I agree. The subtext was that he coined the term “personal computer”, but that’s really something profound enough to be called a “prophet”
This review of Markoff's take on the subject is rather less flattering:

https://www.thenation.com/article/society/stewart-brand-whol...

It's really a kind of cultural caricature at this point - iconic of (some of) the boomer generation, who started off as a young idealistic hippie in the sixties, got jaded in the 70s, flipped over to Wall Street yuppiedom by the 1980s, and then onto more sales deals... imagine if the movie Glengarry Glen Ross was populated by these hippie salespeople. The Wolf of Wall Street kind of got it right in the pink sheets sales center, I think. This is why the punks of the 1980s printed stickers saying "Never Trust A Hippie", incidentally.

The kind of products these Whole Earth people sold were pretty shoddy as well - for years, many California roofs were littered with defunct solar hot water systems, corroded out due to the use of cheap materials. As far as the 'personal computer industry', it packed up and offshored production to overseas sweatshops as soon as they could get their friends in Congress to push it through with similar cheery positive vibes. All the high-end backpacking 'get in touch with nature' outfits, the North Faces and Patagonias, followed suit with their local Berkeley-based factories. As this happened, homeless populations boomed all across the Bay Area and Los Angeles where those jobs, basic though they were, at least allowed people to earn a fairly decent living. It's a story of hucksters looking for a quick buck while patting themselves on the back about their enlightened worldview.

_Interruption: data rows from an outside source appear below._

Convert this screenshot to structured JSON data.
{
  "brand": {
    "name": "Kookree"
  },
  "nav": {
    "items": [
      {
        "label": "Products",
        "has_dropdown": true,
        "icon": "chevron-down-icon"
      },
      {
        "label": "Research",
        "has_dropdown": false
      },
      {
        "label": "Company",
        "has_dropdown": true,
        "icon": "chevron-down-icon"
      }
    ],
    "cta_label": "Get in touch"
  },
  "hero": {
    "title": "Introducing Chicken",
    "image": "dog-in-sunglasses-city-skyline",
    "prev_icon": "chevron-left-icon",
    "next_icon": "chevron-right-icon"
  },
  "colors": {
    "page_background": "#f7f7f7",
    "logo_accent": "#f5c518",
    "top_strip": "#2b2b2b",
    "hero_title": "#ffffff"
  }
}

As far as high-quality renewable energy tech, the Chinese approach is sure working a lot better. Hard work spent on R&D allowed Chinese companies to master monocrystalline silicon PV production, making them the world leader on durable, reliable and high-efficiency PV, also at the lowest cost (or would be if the US tariffs were dropped). Granted, China was highly motivated, having no domestic gas and oil and the world's worst air pollution, but it's really just a pathetic story for the USA, once the world's leader in tech manufacturing. Maybe the US domestic chip initiative will help, late to the party as it is, and it's not like China is slowing down on that front either.

This kind of behavior reminds me of a line from Jim Morrison of the Doors: "I don't know what's gonna happen, man, but I'm gonna get my kicks in before the whole shithouse goes up in flames."